About one quarter of the Africans roughly 92,000 people hailed from west-central Africa, specifically from the Kingdom of Kongo, Angola, and the region north of the Congo River. About 65 percent of them ended up in the lowlands of Carolina and Georgia, and thus accounted for almost 30 percent of all Africans who arrived in this area. They shared a common cultural background and spoke closely related languages, often referred to as Bantu, which included Kikongo, Kimbundu, and similar languages. They were also heavily represented in other parts of the Americas, especially Brazil. The presence of closely related Bantu-speaking peoples had an important impact on the religion and culture of the enslaved population in America, as it did elsewhere. In part, this reflected a familiarity with Christianity, since many people in Kongo and neighboring states were Catholics in their homelands.
Approximately 65,000 Africans came from the Bight of Biafra, which was about 16 percent of the total number, but 45,000 went to the Chesapeake where they represented about 36 percent of the African population. Moreover, they arrived early and were the largest group of immigrants from the 1690s through the 1750s. By contrast, they comprised less than 9 percent (about 18,000 people) of the total African population in the Carolinas and Georgia, with arrivals concentrated in the 1730s (over 5,000), the 1750s (over 4,000), and the years before 1808 (almost 4,000).

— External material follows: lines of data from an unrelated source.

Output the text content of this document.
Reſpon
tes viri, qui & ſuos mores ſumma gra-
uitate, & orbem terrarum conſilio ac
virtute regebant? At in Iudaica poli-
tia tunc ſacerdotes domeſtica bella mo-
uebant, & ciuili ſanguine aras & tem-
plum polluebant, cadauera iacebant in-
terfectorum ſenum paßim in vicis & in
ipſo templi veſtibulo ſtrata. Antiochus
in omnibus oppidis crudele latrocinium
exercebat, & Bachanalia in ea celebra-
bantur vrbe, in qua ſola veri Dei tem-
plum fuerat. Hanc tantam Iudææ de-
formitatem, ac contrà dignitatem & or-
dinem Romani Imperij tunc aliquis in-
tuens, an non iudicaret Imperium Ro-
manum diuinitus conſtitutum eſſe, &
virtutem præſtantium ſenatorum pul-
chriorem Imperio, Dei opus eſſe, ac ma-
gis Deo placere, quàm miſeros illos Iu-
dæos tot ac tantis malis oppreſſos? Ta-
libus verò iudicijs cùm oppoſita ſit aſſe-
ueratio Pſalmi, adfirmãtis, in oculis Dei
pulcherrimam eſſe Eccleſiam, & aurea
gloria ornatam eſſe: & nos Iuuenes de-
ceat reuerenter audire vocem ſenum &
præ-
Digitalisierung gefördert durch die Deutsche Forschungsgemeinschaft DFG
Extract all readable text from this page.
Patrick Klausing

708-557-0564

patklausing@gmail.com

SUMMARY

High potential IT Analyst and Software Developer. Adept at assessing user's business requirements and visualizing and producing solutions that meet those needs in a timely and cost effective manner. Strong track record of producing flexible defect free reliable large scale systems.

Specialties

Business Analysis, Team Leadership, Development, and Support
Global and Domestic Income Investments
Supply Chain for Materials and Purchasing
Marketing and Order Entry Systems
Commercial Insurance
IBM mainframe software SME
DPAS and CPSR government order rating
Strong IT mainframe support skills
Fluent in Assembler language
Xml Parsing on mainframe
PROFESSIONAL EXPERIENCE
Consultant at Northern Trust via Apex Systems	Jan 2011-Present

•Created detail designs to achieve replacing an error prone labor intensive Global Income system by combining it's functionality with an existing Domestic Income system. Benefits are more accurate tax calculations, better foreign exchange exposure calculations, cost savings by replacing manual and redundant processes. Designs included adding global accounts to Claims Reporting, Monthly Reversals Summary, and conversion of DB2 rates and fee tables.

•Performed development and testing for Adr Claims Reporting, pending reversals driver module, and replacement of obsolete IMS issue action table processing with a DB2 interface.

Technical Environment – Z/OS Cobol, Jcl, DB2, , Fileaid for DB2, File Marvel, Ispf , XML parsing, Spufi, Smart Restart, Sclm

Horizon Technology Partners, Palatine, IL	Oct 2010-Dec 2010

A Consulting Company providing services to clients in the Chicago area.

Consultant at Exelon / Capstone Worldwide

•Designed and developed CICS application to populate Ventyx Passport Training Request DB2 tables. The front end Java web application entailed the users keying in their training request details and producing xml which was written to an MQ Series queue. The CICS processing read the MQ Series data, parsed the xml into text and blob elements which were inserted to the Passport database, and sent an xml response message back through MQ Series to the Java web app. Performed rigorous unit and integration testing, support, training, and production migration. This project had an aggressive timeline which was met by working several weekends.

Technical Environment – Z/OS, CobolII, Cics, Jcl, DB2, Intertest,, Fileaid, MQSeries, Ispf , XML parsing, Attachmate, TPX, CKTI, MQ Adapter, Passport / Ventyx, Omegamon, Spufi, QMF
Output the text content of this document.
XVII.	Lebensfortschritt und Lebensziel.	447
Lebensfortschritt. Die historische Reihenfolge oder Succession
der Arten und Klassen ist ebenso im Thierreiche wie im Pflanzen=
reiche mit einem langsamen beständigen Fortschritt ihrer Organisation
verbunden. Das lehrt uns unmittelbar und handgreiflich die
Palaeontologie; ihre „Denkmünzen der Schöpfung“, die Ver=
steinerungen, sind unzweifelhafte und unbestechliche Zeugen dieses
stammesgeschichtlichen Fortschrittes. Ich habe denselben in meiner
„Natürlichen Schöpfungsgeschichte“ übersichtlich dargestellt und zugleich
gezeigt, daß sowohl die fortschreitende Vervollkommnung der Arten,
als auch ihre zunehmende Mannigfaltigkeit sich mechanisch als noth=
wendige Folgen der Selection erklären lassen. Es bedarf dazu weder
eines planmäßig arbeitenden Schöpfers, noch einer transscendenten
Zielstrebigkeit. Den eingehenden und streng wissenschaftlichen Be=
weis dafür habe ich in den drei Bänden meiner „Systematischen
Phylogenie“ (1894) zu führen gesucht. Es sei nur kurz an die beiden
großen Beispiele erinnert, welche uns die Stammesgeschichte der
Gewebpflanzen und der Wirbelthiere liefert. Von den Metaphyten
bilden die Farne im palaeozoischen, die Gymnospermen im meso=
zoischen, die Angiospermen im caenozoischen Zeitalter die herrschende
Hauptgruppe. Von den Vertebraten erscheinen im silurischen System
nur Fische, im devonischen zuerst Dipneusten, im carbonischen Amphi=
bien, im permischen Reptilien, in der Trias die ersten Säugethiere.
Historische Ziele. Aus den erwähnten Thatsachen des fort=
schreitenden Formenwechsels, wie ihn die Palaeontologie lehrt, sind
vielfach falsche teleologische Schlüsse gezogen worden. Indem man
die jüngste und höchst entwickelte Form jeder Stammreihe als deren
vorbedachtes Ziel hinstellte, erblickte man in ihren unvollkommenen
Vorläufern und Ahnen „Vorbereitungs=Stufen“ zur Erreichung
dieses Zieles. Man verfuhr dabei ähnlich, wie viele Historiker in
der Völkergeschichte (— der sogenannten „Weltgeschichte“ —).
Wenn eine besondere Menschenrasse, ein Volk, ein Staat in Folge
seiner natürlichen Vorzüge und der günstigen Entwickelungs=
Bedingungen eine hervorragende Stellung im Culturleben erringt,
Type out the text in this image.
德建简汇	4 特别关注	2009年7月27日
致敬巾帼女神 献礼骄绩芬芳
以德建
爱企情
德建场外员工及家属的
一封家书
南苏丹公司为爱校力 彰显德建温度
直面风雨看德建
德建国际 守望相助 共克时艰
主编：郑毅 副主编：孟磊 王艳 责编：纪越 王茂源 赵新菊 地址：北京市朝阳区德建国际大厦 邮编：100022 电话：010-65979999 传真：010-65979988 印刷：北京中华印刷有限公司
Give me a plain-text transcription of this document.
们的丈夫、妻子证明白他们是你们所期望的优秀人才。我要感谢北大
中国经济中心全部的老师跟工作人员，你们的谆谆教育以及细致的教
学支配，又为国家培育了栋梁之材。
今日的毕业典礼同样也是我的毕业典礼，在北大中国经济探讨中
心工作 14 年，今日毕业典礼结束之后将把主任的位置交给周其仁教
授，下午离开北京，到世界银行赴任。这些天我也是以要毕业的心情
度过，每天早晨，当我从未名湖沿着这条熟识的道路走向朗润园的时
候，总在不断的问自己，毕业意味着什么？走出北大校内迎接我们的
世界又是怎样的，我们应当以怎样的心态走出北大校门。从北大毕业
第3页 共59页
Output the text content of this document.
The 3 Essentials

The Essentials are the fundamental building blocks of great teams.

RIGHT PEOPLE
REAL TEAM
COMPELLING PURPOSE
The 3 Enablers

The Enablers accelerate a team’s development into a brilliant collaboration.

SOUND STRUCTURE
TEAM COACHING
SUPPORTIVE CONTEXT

The people from the Bight of Biafra were mostly Igbo and Ibibio, or became associated with these dominant groups in the course of the Atlantic crossing. They stand out in the demography of the eighteenth century slave trade because of the relatively high numbers of women in comparison with all other parts of the African coast. These women were particularly important in giving birth to a new generation in the Americas, in sharp contrast with the virtual lack of women from Muslim areas.